Pada 2020, pemerintah menetapkan defisit APBN Rp 307,2 triliun atau 1,76 persen PDB. Defisit APBN dibatasi maksimal 3 persen PDB sesuai peraturan Undang-Undang Nomor 17 Tahun 2003. Pembatasan defisit APBN untuk mengantisipasi krisis ekonomi yang terjadi tahun 1997-1998.
Dibandingkan dengan negara tetangga, pada 2018, defisit anggaran Malaysia 3,59 persen PDB, Vietnam 4,72 persen, Jepang 3,17 persen, China 4,82 persen, India 6,4 persen, dan Thailand 0,25 persen. Adapun defisit anggaran Indonesia pada periode yang sama tahun 2018 sebesar 1,76 persen PDB.
Dihubungi terpisah, Kepala Departemen Ekonomi Centre for Strategic and International Studies (CSIS) Yose Rizal Damuri mengatakan, banyak negara tidak memiliki peraturan batasan defisit anggaran. Aturan defisit anggaran sebesar 3 persen yang diterapkan Indonesia mengacu sistem Uni Eropa. Padahal, beberapa negara Uni Eropa memiliki defisit lebih dari 3 persen.
Kondisi ekonomi
Yose menambahkan, APBN dalam jangka pendek harus tetap ekspansif selama kondisi ekonomi global tumbuh melambat. Karena itu, pelebaran defisit anggaran disarankan untuk memperkecil dampak perlambatan pertumbuhan ekonomi global. Defisit APBN di atas 3 persen bukan masalah asalkan hati-hati.
”Indonesia bagus mempunyai disiplin fiskal, tetapi terlalu restriktif. Kesesuaian dengan kondisi ekonomi harus mulai dipikirkan,” ujar Yose.
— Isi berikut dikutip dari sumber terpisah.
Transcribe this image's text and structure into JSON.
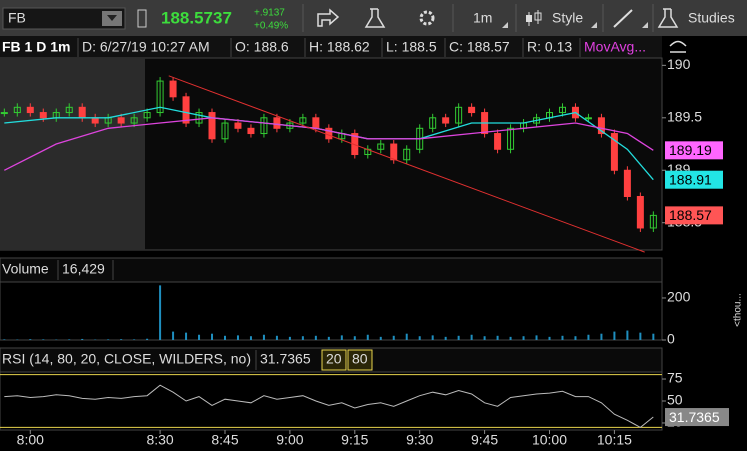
{
  "toolbar": {
    "symbol": "FB",
    "last": "188.5737",
    "change": "+.9137",
    "change_pct": "+0.49%",
    "interval": "1m",
    "style": "Style",
    "studies": "Studies"
  },
  "legend_bar": {
    "title": "FB 1 D 1m",
    "date": "D: 6/27/19 10:27 AM",
    "open": "O: 188.6",
    "high": "H: 188.62",
    "low": "L: 188.5",
    "close": "C: 188.57",
    "range": "R: 0.13",
    "studies": "MovAvg..."
  },
  "chart_data": [
    {
      "type": "candlestick",
      "x": [
        474,
        477,
        480,
        483,
        486,
        489,
        492,
        495,
        498,
        501,
        504,
        507,
        510,
        513,
        516,
        519,
        522,
        525,
        528,
        531,
        534,
        537,
        540,
        543,
        546,
        549,
        552,
        555,
        558,
        561,
        564,
        567,
        570,
        573,
        576,
        579,
        582,
        585,
        588,
        591,
        594,
        597,
        600,
        603,
        606,
        609,
        612,
        615,
        618,
        621,
        624
      ],
      "series": [
        {
          "color": "#33cc33",
          "values": [
            189.55,
            189.6,
            189.55,
            189.5,
            189.55,
            189.6,
            189.5,
            189.45,
            189.5,
            189.45,
            189.5,
            189.55,
            189.85,
            189.7,
            189.45,
            189.55,
            189.3,
            189.45,
            189.4,
            189.35,
            189.5,
            189.4,
            189.45,
            189.5,
            189.4,
            189.3,
            189.35,
            189.15,
            189.2,
            189.25,
            189.1,
            189.2,
            189.4,
            189.5,
            189.45,
            189.6,
            189.55,
            189.35,
            189.2,
            189.4,
            189.45,
            189.5,
            189.55,
            189.6,
            189.5,
            189.5,
            189.35,
            189.0,
            188.75,
            188.45,
            188.57
          ]
        }
      ],
      "down_color": "#ff4040",
      "moving_averages": {
        "x": [
          474,
          486,
          498,
          510,
          522,
          534,
          546,
          558,
          570,
          582,
          594,
          606,
          618,
          624
        ],
        "series": [
          {
            "color": "#22dddd",
            "values": [
              189.45,
              189.5,
              189.5,
              189.6,
              189.5,
              189.45,
              189.4,
              189.3,
              189.3,
              189.45,
              189.45,
              189.55,
              189.2,
              188.91
            ]
          },
          {
            "color": "#dd44dd",
            "values": [
              189.0,
              189.25,
              189.4,
              189.45,
              189.5,
              189.45,
              189.4,
              189.3,
              189.3,
              189.35,
              189.4,
              189.45,
              189.35,
              189.19
            ]
          }
        ]
      },
      "trendline": {
        "x": [
          512,
          622
        ],
        "y": [
          189.9,
          188.22
        ],
        "color": "#e03030"
      },
      "price_labels": [
        {
          "value": 189.19,
          "color": "#ff66ff"
        },
        {
          "value": 188.91,
          "color": "#22e5e5"
        },
        {
          "value": 188.57,
          "color": "#ff5555"
        }
      ],
      "xlim": [
        473,
        626
      ],
      "xticks": [
        {
          "value": 480,
          "label": "8:00"
        },
        {
          "value": 510,
          "label": "8:30"
        },
        {
          "value": 525,
          "label": "8:45"
        },
        {
          "value": 540,
          "label": "9:00"
        },
        {
          "value": 555,
          "label": "9:15"
        },
        {
          "value": 570,
          "label": "9:30"
        },
        {
          "value": 585,
          "label": "9:45"
        },
        {
          "value": 600,
          "label": "10:00"
        },
        {
          "value": 615,
          "label": "10:15"
        }
      ],
      "ylim": [
        188.24,
        190.07
      ],
      "yticks": [
        188.5,
        189,
        189.5,
        190
      ]
    },
    {
      "type": "bar",
      "title": "Volume",
      "last": {
        "value": 16429,
        "label": "16,429"
      },
      "y_label": "<thou...",
      "color": "#1f8fbf",
      "x": [
        474,
        477,
        480,
        483,
        486,
        489,
        492,
        495,
        498,
        501,
        504,
        507,
        510,
        513,
        516,
        519,
        522,
        525,
        528,
        531,
        534,
        537,
        540,
        543,
        546,
        549,
        552,
        555,
        558,
        561,
        564,
        567,
        570,
        573,
        576,
        579,
        582,
        585,
        588,
        591,
        594,
        597,
        600,
        603,
        606,
        609,
        612,
        615,
        618,
        621,
        624
      ],
      "values": [
        3,
        2,
        4,
        3,
        2,
        3,
        5,
        2,
        3,
        4,
        3,
        6,
        260,
        40,
        35,
        25,
        30,
        20,
        22,
        18,
        25,
        20,
        15,
        18,
        20,
        15,
        22,
        18,
        25,
        15,
        20,
        30,
        18,
        22,
        15,
        20,
        25,
        18,
        20,
        15,
        18,
        22,
        15,
        20,
        18,
        25,
        30,
        40,
        45,
        35,
        30
      ],
      "xlim": [
        473,
        626
      ],
      "ylim": [
        0,
        276
      ],
      "yticks": [
        0,
        200
      ]
    },
    {
      "type": "line",
      "title": "RSI (14, 80, 20, CLOSE, WILDERS, no)",
      "last": 31.7365,
      "levels": [
        20,
        80
      ],
      "color": "#bbbbbb",
      "level_color": "#e8d44d",
      "x": [
        474,
        477,
        480,
        483,
        486,
        489,
        492,
        495,
        498,
        501,
        504,
        507,
        510,
        513,
        516,
        519,
        522,
        525,
        528,
        531,
        534,
        537,
        540,
        543,
        546,
        549,
        552,
        555,
        558,
        561,
        564,
        567,
        570,
        573,
        576,
        579,
        582,
        585,
        588,
        591,
        594,
        597,
        600,
        603,
        606,
        609,
        612,
        615,
        618,
        621,
        624
      ],
      "values": [
        55,
        56,
        54,
        55,
        57,
        56,
        53,
        52,
        54,
        53,
        55,
        56,
        68,
        60,
        50,
        55,
        45,
        52,
        50,
        48,
        56,
        52,
        54,
        56,
        50,
        45,
        48,
        42,
        46,
        48,
        44,
        50,
        56,
        60,
        57,
        62,
        58,
        48,
        44,
        54,
        56,
        58,
        59,
        61,
        55,
        55,
        48,
        35,
        28,
        20,
        31.7365
      ],
      "xlim": [
        473,
        626
      ],
      "ylim": [
        17,
        83
      ],
      "yticks": [
        25,
        50,
        75
      ]
    }
  ]
}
Wacana relaksasi defisit APBN menjadi rata-rata 3 persen PDB dalam lima tahun dinilai memungkinkan. Kebijakan defisit APBN tetap harus mempertimbangkan kondisi ekonomi. Pemerintah bisa menekan defisit di bawah 2 persen PDB apabila risiko-risiko perlambatan ekonomi mereda.
Dikonfirmasi perihal relaksasi defisit APBN, Senin, Kepala Pusat Kebijakan Anggaran dan Pendapatan dan Belanja Negara Badan Kebijakan Fiskal Kementerian Keuangan Ubaidi Socheh mengatakan, sejauh ini belum ada kajian terkait pelebaran defisit anggaran menjadi rata-rata 3 persen PDB dalam 5 tahun. Pemerintah masih menerapkan aturan lama.
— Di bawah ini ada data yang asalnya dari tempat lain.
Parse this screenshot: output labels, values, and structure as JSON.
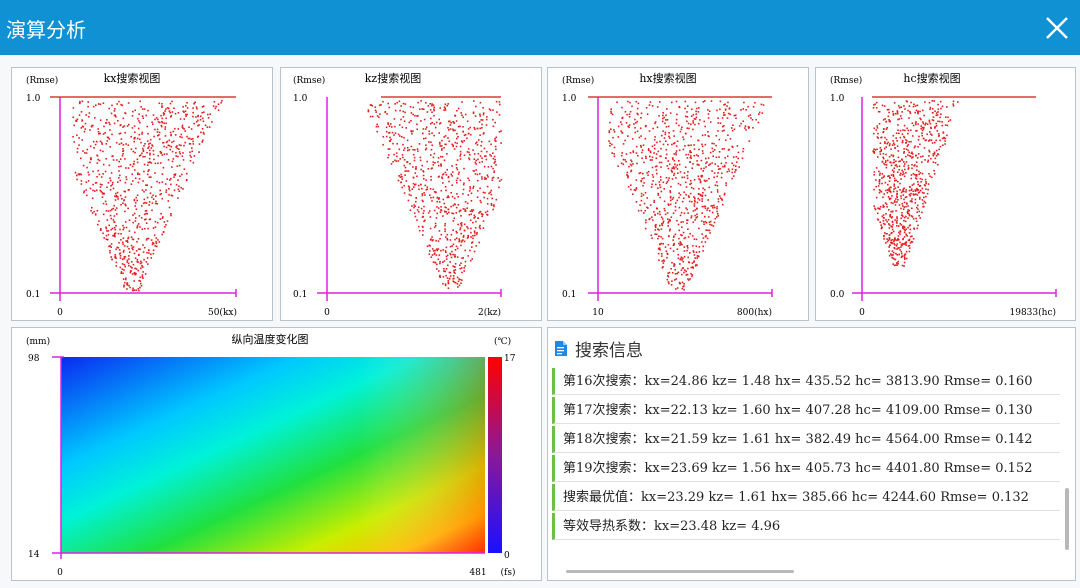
{
  "window": {
    "title": "演算分析"
  },
  "scatter_plots": [
    {
      "title": "kx搜索视图",
      "ylabel": "(Rmse)",
      "ytop": "1.0",
      "ybottom": "0.1",
      "xleft": "0",
      "xright": "50(kx)"
    },
    {
      "title": "kz搜索视图",
      "ylabel": "(Rmse)",
      "ytop": "1.0",
      "ybottom": "0.1",
      "xleft": "0",
      "xright": "2(kz)"
    },
    {
      "title": "hx搜索视图",
      "ylabel": "(Rmse)",
      "ytop": "1.0",
      "ybottom": "0.1",
      "xleft": "10",
      "xright": "800(hx)"
    },
    {
      "title": "hc搜索视图",
      "ylabel": "(Rmse)",
      "ytop": "1.0",
      "ybottom": "0.0",
      "xleft": "0",
      "xright": "19833(hc)"
    }
  ],
  "heatmap": {
    "title": "纵向温度变化图",
    "yunit": "(mm)",
    "ytop": "98",
    "ybottom": "14",
    "xleft": "0",
    "xright": "481",
    "xunit": "(fs)",
    "cunit": "(℃)",
    "ctop": "17",
    "cbottom": "0"
  },
  "info": {
    "title": "搜索信息",
    "items": [
      "第16次搜索：kx=24.86 kz= 1.48 hx= 435.52 hc=  3813.90 Rmse= 0.160",
      "第17次搜索：kx=22.13 kz= 1.60 hx= 407.28 hc=  4109.00 Rmse= 0.130",
      "第18次搜索：kx=21.59 kz= 1.61 hx= 382.49 hc=  4564.00 Rmse= 0.142",
      "第19次搜索：kx=23.69 kz= 1.56 hx= 405.73 hc=  4401.80 Rmse= 0.152",
      "搜索最优值：kx=23.29 kz= 1.61 hx= 385.66 hc=  4244.60 Rmse= 0.132",
      "等效导热系数：kx=23.48 kz= 4.96"
    ]
  },
  "colors": {
    "titlebar": "#0f91d4",
    "axis": "#e020e0",
    "points": "#e02020",
    "accent_bar": "#6cc04a"
  },
  "icons": {
    "close": "close-icon",
    "info": "document-icon"
  }
}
Disiplin fiskal salah satu keunggulan Indonesia dibandingkan dengan negara lain. Defisit yang dijaga di bawah 3 persen PDB untuk menjaga kepercayaan investor. Disiplin fiskal menjadi pertimbangan lembaga pemeringkat Standard and Poor’s (S&P), Fitch Ratings, dan Moody’s Investor Service menaikkan peringkat utang jangka panjang Indonesia.
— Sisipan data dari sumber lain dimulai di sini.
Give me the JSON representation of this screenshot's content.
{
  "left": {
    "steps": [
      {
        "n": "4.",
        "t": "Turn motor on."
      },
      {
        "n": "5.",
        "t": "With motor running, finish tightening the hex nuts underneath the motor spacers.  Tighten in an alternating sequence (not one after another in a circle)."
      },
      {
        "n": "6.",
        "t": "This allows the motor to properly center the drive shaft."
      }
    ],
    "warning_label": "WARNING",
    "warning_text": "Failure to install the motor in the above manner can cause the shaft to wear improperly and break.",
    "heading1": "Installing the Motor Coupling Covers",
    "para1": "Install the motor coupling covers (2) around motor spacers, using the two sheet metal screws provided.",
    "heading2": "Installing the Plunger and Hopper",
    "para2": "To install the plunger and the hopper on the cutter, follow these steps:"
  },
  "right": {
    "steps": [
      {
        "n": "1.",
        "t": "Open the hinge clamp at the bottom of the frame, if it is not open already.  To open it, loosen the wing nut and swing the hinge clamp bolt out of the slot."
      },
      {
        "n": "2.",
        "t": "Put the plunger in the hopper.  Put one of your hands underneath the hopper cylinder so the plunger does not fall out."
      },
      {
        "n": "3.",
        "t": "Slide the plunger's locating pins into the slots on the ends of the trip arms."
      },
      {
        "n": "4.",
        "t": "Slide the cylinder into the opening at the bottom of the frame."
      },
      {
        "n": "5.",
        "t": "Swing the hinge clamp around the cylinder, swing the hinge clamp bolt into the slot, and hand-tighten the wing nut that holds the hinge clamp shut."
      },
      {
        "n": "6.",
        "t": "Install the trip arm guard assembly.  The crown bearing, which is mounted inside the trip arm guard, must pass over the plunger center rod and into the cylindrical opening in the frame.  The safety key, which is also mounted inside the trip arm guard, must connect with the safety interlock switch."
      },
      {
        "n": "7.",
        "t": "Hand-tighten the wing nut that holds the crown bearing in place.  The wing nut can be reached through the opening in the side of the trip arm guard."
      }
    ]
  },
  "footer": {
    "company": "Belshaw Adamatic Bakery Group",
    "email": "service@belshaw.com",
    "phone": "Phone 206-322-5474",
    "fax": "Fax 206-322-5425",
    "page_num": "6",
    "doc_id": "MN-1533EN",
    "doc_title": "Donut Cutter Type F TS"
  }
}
Sebelumnya, Menteri Keuangan Sri Mulyani Indrawati menegaskan, peranan kebijakan fiskal saat ini sudah tepat, pruden, dan dijaga dengan baik. Sejauh ini arahan Presiden Joko Widodo tidak akan melakukan perubahan defisit APBN. Pemerintah masih mengacu aturan dalam Undang-Undang Nomor 17 Tahun 2003 tentang Keuangan Negara.